Autumn, then, so no-one should be thinking of Springtime and producing babies? You'd think not. However, we have a chicken gone broody on the 30th Sept and ever since then sitting on her clutch of now TEN eggs in the centre nest box. Sussex Ponte chickens are a 'mass produced' Utility hybrid rather than a fine tuned Pure-bred variety; they are 'designed' to lay 300+ eggs a year and be healthy and to not go broody, so we have had a couple of aborted attempts through the Summer but they usually last only a couple of days before madam gets bored and wanders off, abandoning the eggs to go cold. Not this time, so far. She has gone 7 days so far. Incubation period is 21 days, so we might, just might, have some newly hatched chick babies to show Niece Madeleine when she comes over on the 22nd. Don't count your chickens, though....

Also, the rabbits, whom we were sure had not 'taken' to the attentions of our friends Anne and Simon's buck rabbit Peter and had given up on needing the Maternity Unit this year have produced a surprise. Mum spotted the black and white lop-eared girl, Padfoot hauling dry hay into a burrow they've made in the old compost heap which is currently part of their run so we took a look today, thinking that if we find any signs of nesting we'll move them all indoors. Too late! We found a nest alright, but this one the text book ball of fluff pulsating with new life! That is all you get to see first according to the books and any attempt to rummage among the ball of Mum's belly-fur will result in Mum deserting the nest, so we retreated in a hurry, returning only to bring a sheet of curved corrugated to put above the compost heap as a rain-shelter. We will have to just wait and see. No end of disasters can befall rabbit kittens, not least being eaten by adult rabbits or predated by rats (or cat kittens!) but if we can get to 4 weeks they stand a chance of having been weaned so we can rescue them to the Maternity Unit then. No such excitement for Padders's sister Ginny, by the look of it.

 In other Autumn related news the fields we own and those surrounding (over which we have permission from Vendor Anna L to walk) have many many blackberry bushes in their hedges and these have yielded up 2.5 kg of lovely blackberries which Dad has supplemented with a couple of Bramley apples to make 12 and a half jars of delicious (says Dad) jam.

We have also had a couple of still windless days and 'windless' round here means "it's OK to use the chainsaw as you can tell which way the tree will fall". Dad has had a chance to top up the big log store, which now contains about 2.5 cubic metres of logs. That should keep us going for a few cold nights! It is made up of 2 big ugly, diseased Leylandii, some hay-barn beams (the rectangular bits), some big elder and plenty of the dead black spruce 'weedings' from the woods.

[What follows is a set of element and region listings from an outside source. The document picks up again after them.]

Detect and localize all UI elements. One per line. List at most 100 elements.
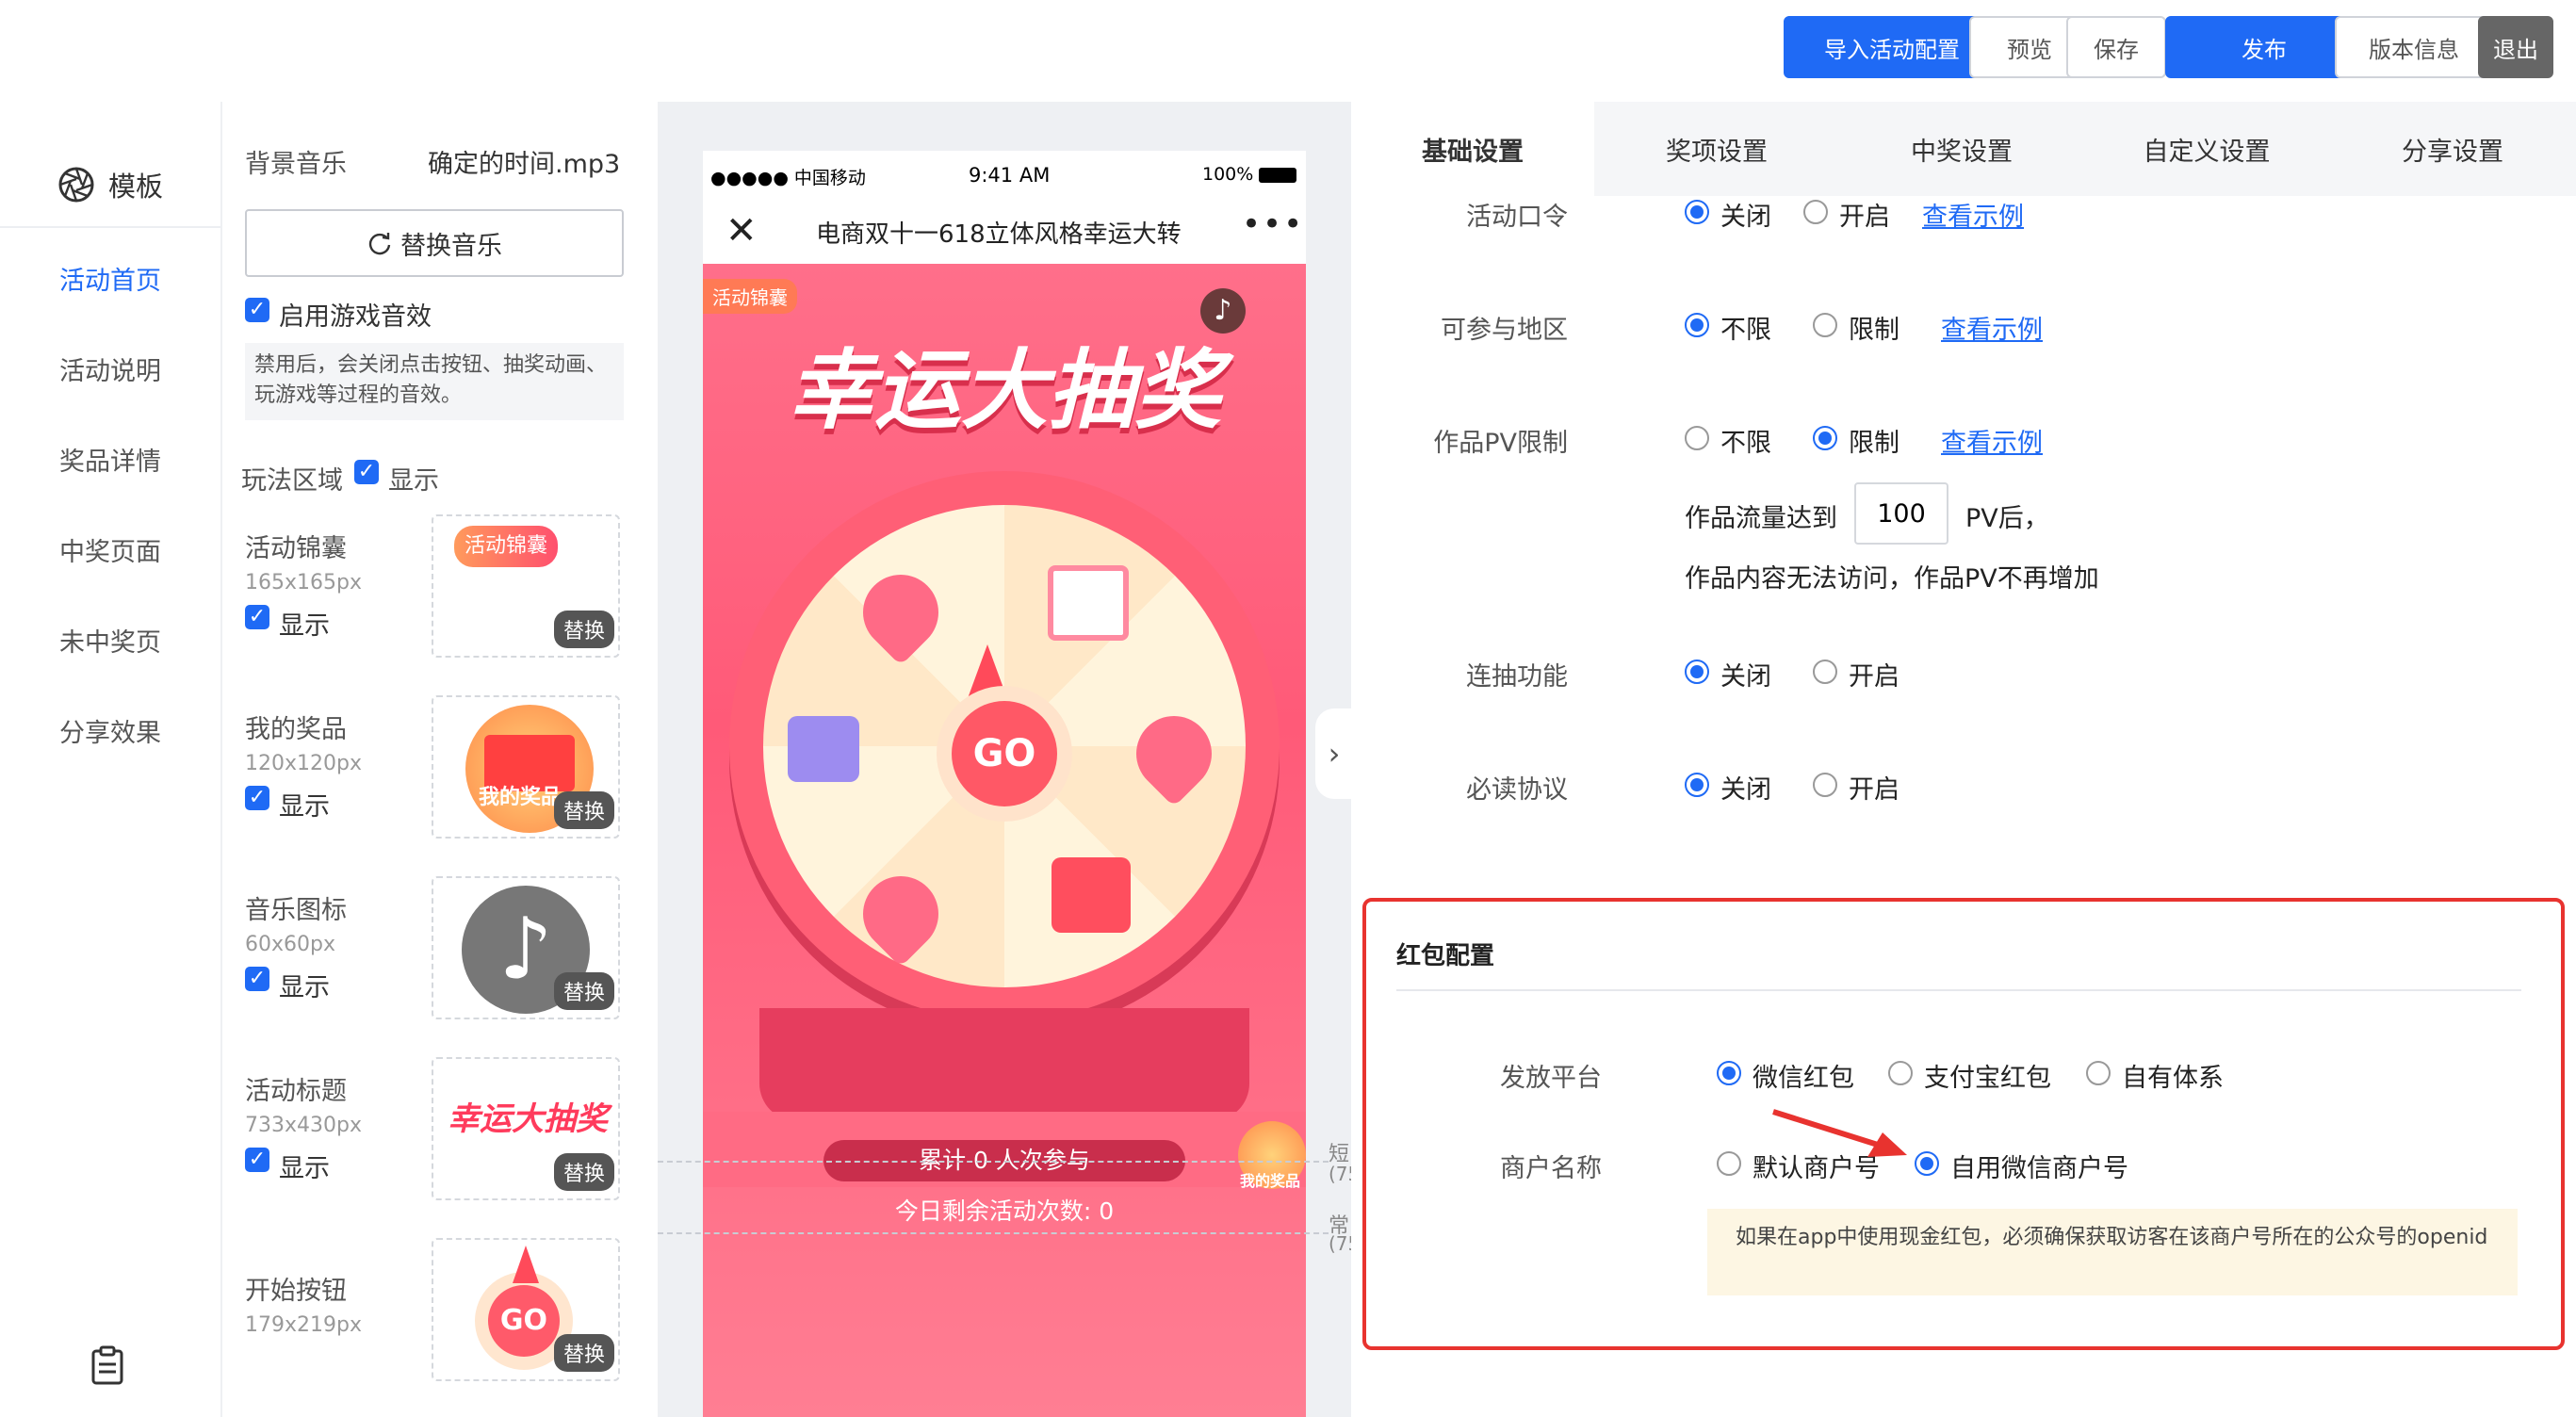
password-radio-on[interactable] <box>1803 200 1828 224</box>
sidebar-item-win-page[interactable]: 中奖页面 <box>0 531 220 568</box>
pv-radio-unlimited[interactable] <box>1685 426 1709 450</box>
save-button[interactable]: 保存 <box>2066 16 2166 78</box>
pv-note: 作品内容无法访问，作品PV不再增加 <box>1685 564 2099 594</box>
tab-prizes[interactable]: 奖项设置 <box>1594 102 1839 196</box>
version-info-button[interactable]: 版本信息 <box>2335 16 2493 78</box>
asset-show-label: 显示 <box>279 792 330 822</box>
left-nav: 模板 活动首页 活动说明 奖品详情 中奖页面 未中奖页 分享效果 <box>0 102 220 1417</box>
exit-button[interactable]: 退出 <box>2478 16 2553 78</box>
password-opt-off: 关闭 <box>1720 203 1771 232</box>
region-radio-limited[interactable] <box>1813 313 1837 337</box>
play-area-show-label: 显示 <box>388 466 439 496</box>
merchant-radio-own-wechat[interactable] <box>1915 1151 1939 1176</box>
password-example-link[interactable]: 查看示例 <box>1922 196 2024 233</box>
swap-button[interactable]: 替换 <box>553 1334 614 1372</box>
play-area-checkbox[interactable]: ✓ <box>354 460 379 484</box>
go-button[interactable]: GO <box>952 701 1057 806</box>
bg-music-file: 确定的时间.mp3 <box>428 150 621 179</box>
close-icon[interactable]: ✕ <box>726 209 758 252</box>
platform-opt-own: 自有体系 <box>2122 1064 2224 1093</box>
publish-button[interactable]: 发布 <box>2165 16 2363 78</box>
multi-draw-radio-off[interactable] <box>1685 660 1709 684</box>
pv-example-link[interactable]: 查看示例 <box>1941 422 2043 459</box>
multi-draw-radio-on[interactable] <box>1813 660 1837 684</box>
agreement-label: 必读协议 <box>1466 775 1568 805</box>
platform-radio-wechat[interactable] <box>1717 1061 1741 1085</box>
pv-threshold-input[interactable] <box>1854 482 1948 545</box>
guide-line <box>658 1161 1329 1163</box>
phone-page-title: 电商双十一618立体风格幸运大转 <box>816 220 1182 249</box>
tab-winning[interactable]: 中奖设置 <box>1839 102 2084 196</box>
region-example-link[interactable]: 查看示例 <box>1941 309 2043 346</box>
asset-show-checkbox[interactable]: ✓ <box>245 967 269 991</box>
collapse-handle[interactable]: › <box>1315 708 1353 799</box>
region-label: 可参与地区 <box>1441 316 1568 345</box>
platform-radio-alipay[interactable] <box>1888 1061 1913 1085</box>
asset-show-checkbox[interactable]: ✓ <box>245 1148 269 1172</box>
pv-opt-limited: 限制 <box>1849 429 1899 458</box>
section-divider <box>1396 989 2521 991</box>
asset-name: 音乐图标 <box>245 896 347 925</box>
aperture-icon <box>58 167 94 203</box>
phone-preview: ●●●●● 中国移动 9:41 AM 100% ✕ 电商双十一618立体风格幸运… <box>703 151 1306 1417</box>
sidebar-item-home[interactable]: 活动首页 <box>0 260 220 297</box>
merchant-radio-default[interactable] <box>1717 1151 1741 1176</box>
status-time: 9:41 AM <box>969 164 1051 187</box>
pointer-icon <box>513 1246 539 1283</box>
swap-button[interactable]: 替换 <box>553 1153 614 1191</box>
asset-thumbnail[interactable]: 幸运大抽奖 替换 <box>432 1057 620 1200</box>
agreement-opt-off: 关闭 <box>1720 775 1771 805</box>
agreement-radio-off[interactable] <box>1685 773 1709 797</box>
game-sfx-checkbox[interactable]: ✓ <box>245 298 269 322</box>
pv-radio-limited[interactable] <box>1813 426 1837 450</box>
replace-music-button[interactable]: 替换音乐 <box>245 209 624 277</box>
gift-icon <box>1048 565 1129 641</box>
pv-label: 作品PV限制 <box>1433 429 1568 458</box>
platform-opt-wechat: 微信红包 <box>1753 1064 1854 1093</box>
sidebar-item-description[interactable]: 活动说明 <box>0 350 220 387</box>
region-opt-unlimited: 不限 <box>1720 316 1771 345</box>
replace-music-label: 替换音乐 <box>400 231 502 261</box>
tab-custom[interactable]: 自定义设置 <box>2084 102 2329 196</box>
swap-button[interactable]: 替换 <box>553 791 614 829</box>
platform-radio-own[interactable] <box>2086 1061 2111 1085</box>
asset-size: 60x60px <box>245 933 335 956</box>
battery-icon <box>1259 168 1296 183</box>
sfx-hint: 禁用后，会关闭点击按钮、抽奖动画、玩游戏等过程的音效。 <box>245 343 624 420</box>
agreement-opt-on: 开启 <box>1849 775 1899 805</box>
asset-thumbnail[interactable]: ♪ 替换 <box>432 876 620 1019</box>
swap-button[interactable]: 替换 <box>553 972 614 1010</box>
sidebar-item-lose-page[interactable]: 未中奖页 <box>0 622 220 659</box>
title-thumb-text: 幸运大抽奖 <box>448 1100 608 1138</box>
more-icon[interactable]: ••• <box>1242 205 1304 243</box>
template-brand[interactable]: 模板 <box>0 143 220 228</box>
sidebar-item-share[interactable]: 分享效果 <box>0 712 220 749</box>
tab-basic[interactable]: 基础设置 <box>1351 102 1594 196</box>
agreement-radio-on[interactable] <box>1813 773 1837 797</box>
asset-thumbnail[interactable]: 我的奖品 替换 <box>432 695 620 839</box>
asset-thumbnail[interactable]: 活动锦囊 替换 <box>432 514 620 658</box>
asset-show-checkbox[interactable]: ✓ <box>245 786 269 810</box>
multi-draw-label: 连抽功能 <box>1466 662 1568 692</box>
tab-share[interactable]: 分享设置 <box>2329 102 2576 196</box>
password-radio-off[interactable] <box>1685 200 1709 224</box>
asset-thumbnail[interactable]: GO 替换 <box>432 1238 620 1381</box>
sidebar-item-prize-details[interactable]: 奖品详情 <box>0 441 220 478</box>
asset-show-checkbox[interactable]: ✓ <box>245 605 269 629</box>
bg-music-label: 背景音乐 <box>245 150 347 179</box>
clipboard-icon[interactable] <box>90 1345 124 1385</box>
asset-size: 179x219px <box>245 1313 362 1337</box>
region-radio-unlimited[interactable] <box>1685 313 1709 337</box>
poster: 活动锦囊 ♪ 幸运大抽奖 GO 累计 0 人次参与 今日剩余活动次数: 0 我的… <box>703 264 1306 1417</box>
swap-button[interactable]: 替换 <box>553 611 614 648</box>
pv-threshold-pre: 作品流量达到 <box>1685 504 1837 533</box>
platform-opt-alipay: 支付宝红包 <box>1924 1064 2051 1093</box>
arrow-icon <box>1772 1109 1907 1157</box>
asset-size: 165x165px <box>245 571 362 594</box>
merchant-label: 商户名称 <box>1500 1154 1602 1183</box>
remaining-text: 今日剩余活动次数: 0 <box>894 1197 1115 1225</box>
play-area-label: 玩法区域 <box>241 466 343 496</box>
asset-name: 我的奖品 <box>245 715 347 744</box>
activity-badge[interactable]: 活动锦囊 <box>703 279 797 314</box>
import-config-button-2[interactable]: 导入活动配置 <box>1784 16 2000 78</box>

In Autumn food Mum and Dad have been exploring some Indian cookery (don't worry - nothing you'd call 'hot' or too spicy) from the new Madhur Jaffrey cookbook but also plenty of winter-warmer recipes. Today, for example, lunch was homemade leek and potato soup with some smokey bacon in it and tonight "pork bones". We'd never heard of this in the UK but here it comes from proper butchers as short lengths of pig-spine split longways. One 'chunk' is about 6-8 inches long so contains about 5 vertebrae but band-sawed into two halves lengthways, with the spinal column 'canal' exposed. You slow-cooker these as you would ox-tail, shin-of-pork or lamb-shank, till the meat falls away and all the cartilage goes gelatinous. In Mum and Dad's case they did it in a Chinese sauce (star anise, soy, ginger, garlic etc) and served it with noodles and steamed chard. The left over bones have plenty of interest for dogs, pups and kittens.

The only other thing exercising us at present is the 2CV finally getting prepared for her NCT (= MOT). Dad finally got hold of a windscreen so now the car is in the garage for its idling to be sorted and for a pre-NCT check up, prior to booking the test. We hope there are no problems with this but we have heard, rather worryingly that the NCT demands all tyres be no more than 6 years old even if they have new tread. This could be an issue.


1 comment:

Anne Wilson said...

Nice warm bunnie nest, well done mum.